St. Twynnell’s is a parish situated about four miles south-south-west of Pembroke, near the parishes of Castlemartin, Warren and Stackpole Elidor. The Parish Church is dedicated to St Gwynog and affords a pleasant view over the adjoining village. Inside the Church is a fine stained glass window, which is dedicated to the memory of two parishioners who lost their lives during the Great War.
World War One, 1914-1918
Thomas Phillips, Private, 139924, Machine Gun Corps. Thomas was the son of Pearce and Mary Phillips, of The Park, St. Twynnells, Pembroke. He enlisted at Pembroke into the Army, and was posted to the Monmouth Regiment, with the service number 229365. After receiving his training, Thomas was posted to the Machine Gun Corps, and joined their 38th Battalion, which was attached to the 38th (Welsh) Division. The Division had been in France since December 1915 and had fought during the Battle of the Somme in 1916 and at Pilckem Ridge in 1917. On 21 March 1918 the Germans launched an offensive on the Somme, and within days had pushed the British back over twenty miles. The 38th Division was sent to the Somme to hold the line north of Albert, and took the line around Aveluy Wood.

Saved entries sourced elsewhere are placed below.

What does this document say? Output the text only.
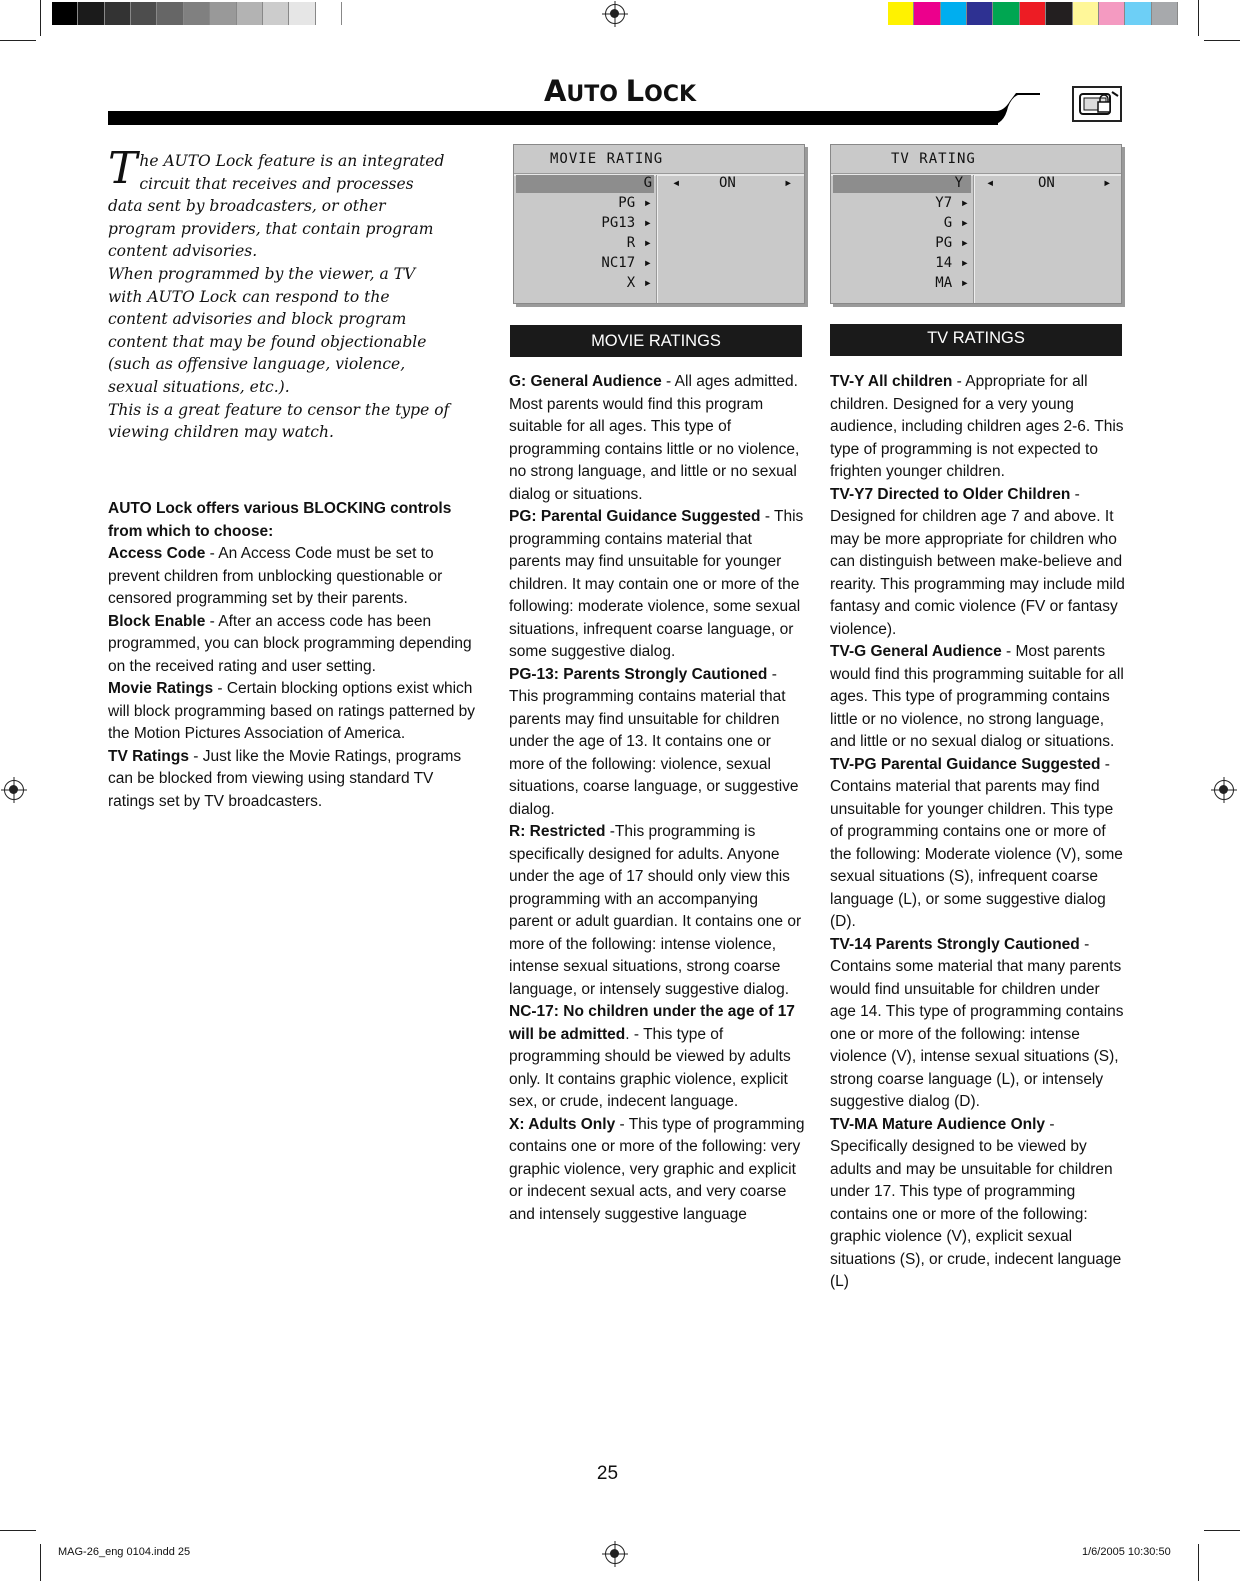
AUTO LOCK
T he AUTO Lock feature is an integrated circuit that receives and processes data sent by broadcasters, or other program providers, that contain program content advisories.

When programmed by the viewer, a TV with AUTO Lock can respond to the content advisories and block program content that may be found objectionable (such as offensive language, violence, sexual situations, etc.).

This is a great feature to censor the type of viewing children may watch.

AUTO Lock offers various BLOCKING controls from which to choose:

Access Code - An Access Code must be set to prevent children from unblocking questionable or censored programming set by their parents.

Block Enable - After an access code has been programmed, you can block programming depending on the received rating and user setting.

Movie Ratings - Certain blocking options exist which will block programming based on ratings patterned by the Motion Pictures Association of America.

TV Ratings - Just like the Movie Ratings, programs can be blocked from viewing using standard TV ratings set by TV broadcasters.

MOVIE RATING
G
PG ▸
PG13 ▸
R ▸
NC17 ▸
X ▸
◂	ON	▸
TV RATING
Y
Y7 ▸
G ▸
PG ▸
14 ▸
MA ▸
◂	ON	▸
MOVIE RATINGS	TV RATINGS

G: General Audience - All ages admitted. Most parents would find this program suitable for all ages. This type of programming contains little or no violence, no strong language, and little or no sexual dialog or situations.

PG: Parental Guidance Suggested - This programming contains material that parents may find unsuitable for younger children. It may contain one or more of the following: moderate violence, some sexual situations, infrequent coarse language, or some suggestive dialog.

PG-13: Parents Strongly Cautioned - This programming contains material that parents may find unsuitable for children under the age of 13. It contains one or more of the following: violence, sexual situations, coarse language, or suggestive dialog.

R: Restricted -This programming is specifically designed for adults. Anyone under the age of 17 should only view this programming with an accompanying parent or adult guardian. It contains one or more of the following: intense violence, intense sexual situations, strong coarse language, or intensely suggestive dialog.

NC-17: No children under the age of 17 will be admitted. - This type of programming should be viewed by adults only. It contains graphic violence, explicit sex, or crude, indecent language.

X: Adults Only - This type of programming contains one or more of the following: very graphic violence, very graphic and explicit or indecent sexual acts, and very coarse and intensely suggestive language

TV-Y All children - Appropriate for all children. Designed for a very young audience, including children ages 2-6. This type of programming is not expected to frighten younger children.

TV-Y7 Directed to Older Children - Designed for children age 7 and above. It may be more appropriate for children who can distinguish between make-believe and rearity. This programming may include mild fantasy and comic violence (FV or fantasy violence).

TV-G General Audience - Most parents would find this programming suitable for all ages. This type of programming contains little or no violence, no strong language, and little or no sexual dialog or situations.

TV-PG Parental Guidance Suggested - Contains material that parents may find unsuitable for younger children. This type of programming contains one or more of the following: Moderate violence (V), some sexual situations (S), infrequent coarse language (L), or some suggestive dialog (D).

TV-14 Parents Strongly Cautioned - Contains some material that many parents would find unsuitable for children under age 14. This type of programming contains one or more of the following: intense violence (V), intense sexual situations (S), strong coarse language (L), or intensely suggestive dialog (D).

TV-MA Mature Audience Only - Specifically designed to be viewed by adults and may be unsuitable for children under 17. This type of programming contains one or more of the following: graphic violence (V), explicit sexual situations (S), or crude, indecent language (L)

25
MAG-26_eng 0104.indd 25	1/6/2005 10:30:50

Thomas was killed in action here during an operation to recapture Bouzincourt Ridge on 24 April 1918. He was 33 years old, and is buried at Bouzincourt Ridge Cemetery, France.
William Williams, Able Seaman, Wales Z/1412, Royal Naval Volunteer Reserve. William was born at St. Twynnell’s on 18 March 1886, the son of Jason and Hannah Williams. By 1901 the family was living at Nixon Terrace, Morriston, where William worked in the local Tinworks and had married Harriet. He was a Royal Naval Reservist and rejoined the colours at the outbreak of war. He served aboard the Devonshire-class armoured cruiser HMS Hampshire, which was attached to the Grand Fleet. Hampshire was present at the Battle of Jutland on 31 May 1916 and just days afterwards returned to Scapa Flow to take onboard Field Marshal Kitchener, to take him to a conference in Russia. On 5 June Hampshire struck a German mine whilst steaming past Orkney and sank with the loss of 650 men, including Lord Kitchener and his staff. William’s body was one of a number recovered from the sea, and the 30 year old was buried in Lyness Royal Naval Cemetery, Scotland.